Canadian cities received a C+ grade on flood preparedness in a study conducted by the Intact Centre on Climate Adaptation at the University of Waterloo.

The study shows that many cities have made little progress to limit their risk of flooding over the past five years. In a survey of 16 municipalities, cities scored an average C+ in flood-readiness in 2019/20—the same score a near-identical study found in 2015.

The general lack of readiness means that if a large-scale flooding event were to occur this spring alongside the COVID-19 pandemic, the impact on Canadians could be “catastrophic,” said Blair Feltmate, co-author of the study and head of Waterloo’s Intact Centre. “Many people could find themselves in harm’s way with a basement full of sewer water.”

The municipalities’ scores were calculated based on detailed interviews with 53 municipal officers responsible for managing floods and emergency services across the 16 largest municipalities. Respondents included representatives of municipal governments such as city managers, directors, and senior planners. Some representatives of public utilities and conservation authorities who had relevant expertise were also included.

The study found that:

  • Six cities—including some that experienced severe floods in recent years—were slightly less prepared for flooding in 2019/20 than they were in 2015.
  • Comprehensive and up-to-date flood maps, supported by funding from Public Safety Canada, should be mandatory for a city to qualify for federal flood-recovery aid, according to municipal managers.
  • Only half of the 16 cities assess the potential for municipal stormwater to back up into basements, even though basement flooding is the number one catastrophic cost to homeowners and insurers.
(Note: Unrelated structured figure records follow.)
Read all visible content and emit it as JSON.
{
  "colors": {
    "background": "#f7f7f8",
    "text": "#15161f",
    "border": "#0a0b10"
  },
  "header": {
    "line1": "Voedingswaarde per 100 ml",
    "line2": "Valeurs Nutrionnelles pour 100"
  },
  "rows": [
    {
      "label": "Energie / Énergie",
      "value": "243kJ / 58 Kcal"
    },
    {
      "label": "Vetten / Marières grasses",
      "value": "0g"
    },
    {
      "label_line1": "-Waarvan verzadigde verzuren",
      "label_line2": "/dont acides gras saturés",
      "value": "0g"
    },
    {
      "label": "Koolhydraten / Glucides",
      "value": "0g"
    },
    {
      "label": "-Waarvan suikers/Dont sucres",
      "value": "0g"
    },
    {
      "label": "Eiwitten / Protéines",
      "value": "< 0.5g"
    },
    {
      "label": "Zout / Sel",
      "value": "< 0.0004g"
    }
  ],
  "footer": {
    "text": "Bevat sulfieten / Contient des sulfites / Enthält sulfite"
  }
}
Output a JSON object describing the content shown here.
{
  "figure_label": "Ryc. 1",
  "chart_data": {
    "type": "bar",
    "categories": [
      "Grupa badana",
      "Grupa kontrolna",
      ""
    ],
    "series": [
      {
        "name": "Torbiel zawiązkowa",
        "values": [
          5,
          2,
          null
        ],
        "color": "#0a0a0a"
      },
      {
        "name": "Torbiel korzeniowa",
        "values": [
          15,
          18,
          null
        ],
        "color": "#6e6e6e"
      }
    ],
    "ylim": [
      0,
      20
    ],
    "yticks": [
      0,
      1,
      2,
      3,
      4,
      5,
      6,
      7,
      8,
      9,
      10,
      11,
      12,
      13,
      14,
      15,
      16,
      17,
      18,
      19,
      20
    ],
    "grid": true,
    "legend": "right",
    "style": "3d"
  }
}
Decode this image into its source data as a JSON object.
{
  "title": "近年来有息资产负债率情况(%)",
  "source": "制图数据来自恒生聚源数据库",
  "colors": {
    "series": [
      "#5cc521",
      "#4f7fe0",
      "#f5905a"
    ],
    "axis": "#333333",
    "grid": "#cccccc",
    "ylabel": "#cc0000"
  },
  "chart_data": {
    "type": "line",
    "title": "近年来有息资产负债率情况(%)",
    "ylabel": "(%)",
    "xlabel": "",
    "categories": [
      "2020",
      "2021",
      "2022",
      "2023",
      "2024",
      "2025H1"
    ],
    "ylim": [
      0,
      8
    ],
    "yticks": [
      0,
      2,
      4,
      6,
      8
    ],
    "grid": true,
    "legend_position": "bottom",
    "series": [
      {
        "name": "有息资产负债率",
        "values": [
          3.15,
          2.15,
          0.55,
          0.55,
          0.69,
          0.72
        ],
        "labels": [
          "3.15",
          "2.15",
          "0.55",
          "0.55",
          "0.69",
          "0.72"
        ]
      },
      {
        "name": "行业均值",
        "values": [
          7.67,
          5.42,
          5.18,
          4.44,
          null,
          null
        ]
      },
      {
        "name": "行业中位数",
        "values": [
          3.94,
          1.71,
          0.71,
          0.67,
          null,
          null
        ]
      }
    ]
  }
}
Municipal officers repeatedly warned that cities must do a better job of preparing for floods or risk another spring of sandbagging, generally at the last minute.
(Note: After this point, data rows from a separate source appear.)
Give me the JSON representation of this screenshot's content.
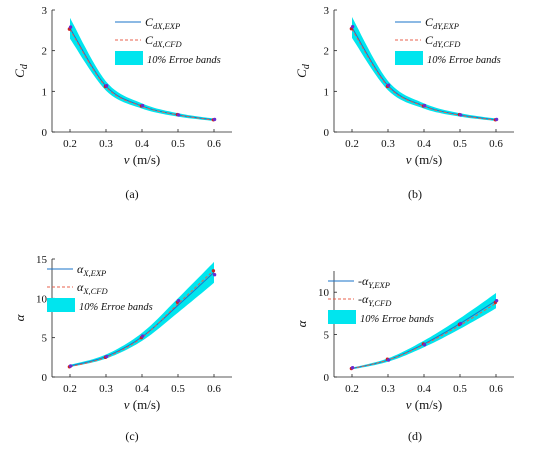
{
  "chart_data": [
    {
      "type": "line",
      "panel_label": "(a)",
      "xlabel_var": "v",
      "xlabel_unit": " (m/s)",
      "ylabel": "C",
      "ylabel_sub": "d",
      "xlim": [
        0.15,
        0.65
      ],
      "ylim": [
        0,
        3
      ],
      "xticks": [
        0.2,
        0.3,
        0.4,
        0.5,
        0.6
      ],
      "xtick_labels": [
        "0.2",
        "0.3",
        "0.4",
        "0.5",
        "0.6"
      ],
      "yticks": [
        0,
        1,
        2,
        3
      ],
      "ytick_labels": [
        "0",
        "1",
        "2",
        "3"
      ],
      "x": [
        0.2,
        0.3,
        0.4,
        0.5,
        0.6
      ],
      "series": [
        {
          "name": "C",
          "name_sub": "dX,EXP",
          "style": "solid",
          "color": "#1a73c8",
          "values": [
            2.55,
            1.13,
            0.64,
            0.42,
            0.3
          ]
        },
        {
          "name": "C",
          "name_sub": "dX,CFD",
          "style": "dashed",
          "color": "#e8604c",
          "values": [
            2.52,
            1.11,
            0.63,
            0.42,
            0.29
          ]
        },
        {
          "name": "10% Erroe bands",
          "style": "band",
          "color": "#00e5ee",
          "band_fraction": 0.1
        }
      ],
      "markers": [
        {
          "color": "#cc2222",
          "values": [
            2.53,
            1.12,
            0.64,
            0.43,
            0.3
          ]
        },
        {
          "color": "#6a2bd0",
          "values": [
            2.58,
            1.14,
            0.65,
            0.42,
            0.31
          ]
        }
      ],
      "legend_position": "top-right"
    },
    {
      "type": "line",
      "panel_label": "(b)",
      "xlabel_var": "v",
      "xlabel_unit": " (m/s)",
      "ylabel": "C",
      "ylabel_sub": "d",
      "xlim": [
        0.15,
        0.65
      ],
      "ylim": [
        0,
        3
      ],
      "xticks": [
        0.2,
        0.3,
        0.4,
        0.5,
        0.6
      ],
      "xtick_labels": [
        "0.2",
        "0.3",
        "0.4",
        "0.5",
        "0.6"
      ],
      "yticks": [
        0,
        1,
        2,
        3
      ],
      "ytick_labels": [
        "0",
        "1",
        "2",
        "3"
      ],
      "x": [
        0.2,
        0.3,
        0.4,
        0.5,
        0.6
      ],
      "series": [
        {
          "name": "C",
          "name_sub": "dY,EXP",
          "style": "solid",
          "color": "#1a73c8",
          "values": [
            2.57,
            1.14,
            0.64,
            0.42,
            0.3
          ]
        },
        {
          "name": "C",
          "name_sub": "dY,CFD",
          "style": "dashed",
          "color": "#e8604c",
          "values": [
            2.53,
            1.12,
            0.63,
            0.41,
            0.29
          ]
        },
        {
          "name": "10% Erroe bands",
          "style": "band",
          "color": "#00e5ee",
          "band_fraction": 0.1
        }
      ],
      "markers": [
        {
          "color": "#cc2222",
          "values": [
            2.54,
            1.12,
            0.64,
            0.43,
            0.3
          ]
        },
        {
          "color": "#6a2bd0",
          "values": [
            2.59,
            1.15,
            0.65,
            0.42,
            0.31
          ]
        }
      ],
      "legend_position": "top-right"
    },
    {
      "type": "line",
      "panel_label": "(c)",
      "xlabel_var": "v",
      "xlabel_unit": " (m/s)",
      "ylabel": "α",
      "ylabel_sub": "",
      "xlim": [
        0.15,
        0.65
      ],
      "ylim": [
        0,
        15
      ],
      "xticks": [
        0.2,
        0.3,
        0.4,
        0.5,
        0.6
      ],
      "xtick_labels": [
        "0.2",
        "0.3",
        "0.4",
        "0.5",
        "0.6"
      ],
      "yticks": [
        0,
        5,
        10,
        15
      ],
      "ytick_labels": [
        "0",
        "5",
        "10",
        "15"
      ],
      "x": [
        0.2,
        0.3,
        0.4,
        0.5,
        0.6
      ],
      "series": [
        {
          "name": "α",
          "name_sub": "X,EXP",
          "style": "solid",
          "color": "#1a73c8",
          "values": [
            1.4,
            2.6,
            5.1,
            9.1,
            13.3
          ]
        },
        {
          "name": "α",
          "name_sub": "X,CFD",
          "style": "dashed",
          "color": "#e8604c",
          "values": [
            1.3,
            2.5,
            5.0,
            9.3,
            13.6
          ]
        },
        {
          "name": "10% Erroe bands",
          "style": "band",
          "color": "#00e5ee",
          "band_fraction": 0.1
        }
      ],
      "markers": [
        {
          "color": "#cc2222",
          "values": [
            1.3,
            2.5,
            5.0,
            9.5,
            13.5
          ]
        },
        {
          "color": "#6a2bd0",
          "values": [
            1.4,
            2.6,
            5.2,
            9.7,
            13.0
          ]
        }
      ],
      "legend_position": "top-left"
    },
    {
      "type": "line",
      "panel_label": "(d)",
      "xlabel_var": "v",
      "xlabel_unit": " (m/s)",
      "ylabel": "α",
      "ylabel_sub": "",
      "xlim": [
        0.15,
        0.65
      ],
      "ylim": [
        0,
        12.5
      ],
      "xticks": [
        0.2,
        0.3,
        0.4,
        0.5,
        0.6
      ],
      "xtick_labels": [
        "0.2",
        "0.3",
        "0.4",
        "0.5",
        "0.6"
      ],
      "yticks": [
        0,
        5,
        10
      ],
      "ytick_labels": [
        "0",
        "5",
        "10"
      ],
      "x": [
        0.2,
        0.3,
        0.4,
        0.5,
        0.6
      ],
      "series": [
        {
          "name": "-α",
          "name_sub": "Y,EXP",
          "style": "solid",
          "color": "#1a73c8",
          "values": [
            1.0,
            2.0,
            3.9,
            6.3,
            9.0
          ]
        },
        {
          "name": "-α",
          "name_sub": "Y,CFD",
          "style": "dashed",
          "color": "#e8604c",
          "values": [
            1.0,
            2.0,
            3.8,
            6.1,
            8.7
          ]
        },
        {
          "name": "10% Erroe bands",
          "style": "band",
          "color": "#00e5ee",
          "band_fraction": 0.1
        }
      ],
      "markers": [
        {
          "color": "#cc2222",
          "values": [
            1.0,
            2.1,
            3.9,
            6.2,
            8.8
          ]
        },
        {
          "color": "#6a2bd0",
          "values": [
            1.1,
            2.0,
            3.8,
            6.3,
            9.0
          ]
        }
      ],
      "legend_position": "top-left"
    }
  ]
}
There is some positive news: Edmonton, Regina, and Toronto improved their flood-preparedness scores. They each achieved a B+, primarily for protecting health-care facilities such as hospitals, clinics, and retirement homes. These cities also put in place measures to maintain continuity of electricity, telecommunications, and water and wastewater services during floods. Edmonton also provides free flood-risk assessments for homeowners through its municipally owned utility, EPCOR. It is the only city to do so.
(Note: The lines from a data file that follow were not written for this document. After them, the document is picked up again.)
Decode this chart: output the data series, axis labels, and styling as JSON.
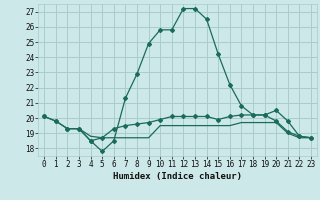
{
  "xlabel": "Humidex (Indice chaleur)",
  "xlim": [
    -0.5,
    23.5
  ],
  "ylim": [
    17.5,
    27.5
  ],
  "xticks": [
    0,
    1,
    2,
    3,
    4,
    5,
    6,
    7,
    8,
    9,
    10,
    11,
    12,
    13,
    14,
    15,
    16,
    17,
    18,
    19,
    20,
    21,
    22,
    23
  ],
  "yticks": [
    18,
    19,
    20,
    21,
    22,
    23,
    24,
    25,
    26,
    27
  ],
  "background_color": "#cce8e8",
  "grid_color": "#aacccc",
  "line_color": "#1a6b5a",
  "line1_x": [
    0,
    1,
    2,
    3,
    4,
    5,
    6,
    7,
    8,
    9,
    10,
    11,
    12,
    13,
    14,
    15,
    16,
    17,
    18,
    19,
    20,
    21,
    22,
    23
  ],
  "line1_y": [
    20.1,
    19.8,
    19.3,
    19.3,
    18.5,
    17.8,
    18.5,
    21.3,
    22.9,
    24.9,
    25.8,
    25.8,
    27.2,
    27.2,
    26.5,
    24.2,
    22.2,
    20.8,
    20.2,
    20.2,
    20.5,
    19.8,
    18.8,
    18.7
  ],
  "line2_x": [
    0,
    1,
    2,
    3,
    4,
    5,
    6,
    7,
    8,
    9,
    10,
    11,
    12,
    13,
    14,
    15,
    16,
    17,
    18,
    19,
    20,
    21,
    22,
    23
  ],
  "line2_y": [
    20.1,
    19.8,
    19.3,
    19.3,
    18.5,
    18.7,
    19.3,
    19.5,
    19.6,
    19.7,
    19.9,
    20.1,
    20.1,
    20.1,
    20.1,
    19.9,
    20.1,
    20.2,
    20.2,
    20.2,
    19.8,
    19.1,
    18.8,
    18.7
  ],
  "line3_x": [
    2,
    3,
    4,
    5,
    6,
    7,
    8,
    9,
    10,
    11,
    12,
    13,
    14,
    15,
    16,
    17,
    18,
    19,
    20,
    21,
    22,
    23
  ],
  "line3_y": [
    19.3,
    19.3,
    18.8,
    18.7,
    18.7,
    18.7,
    18.7,
    18.7,
    19.5,
    19.5,
    19.5,
    19.5,
    19.5,
    19.5,
    19.5,
    19.7,
    19.7,
    19.7,
    19.7,
    19.0,
    18.7,
    18.7
  ]
}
“Flood-readiness is key to societal resilience,” said Veronica Scotti, chairperson of public sector solutions at Swiss Re. Scotti is also a member of the Intact Centre Advisory Council. “By learning from one another, these cities could make much-needed progress on climate resilience. This would include maintaining a city-level risk management framework and outcome-oriented adaptation plans.”

In 2020, insurable losses in Canada reached $2.5 billion. This made 2020 the fourth-worst year for insurable claims since record keeping began in 1983. Climate change, aging municipal infrastructure and residential housing, and the accelerated loss of protective natural infrastructure like wetlands contributed to flooding. These factors also contributed to the rising costs to governments, businesses, and homeowners.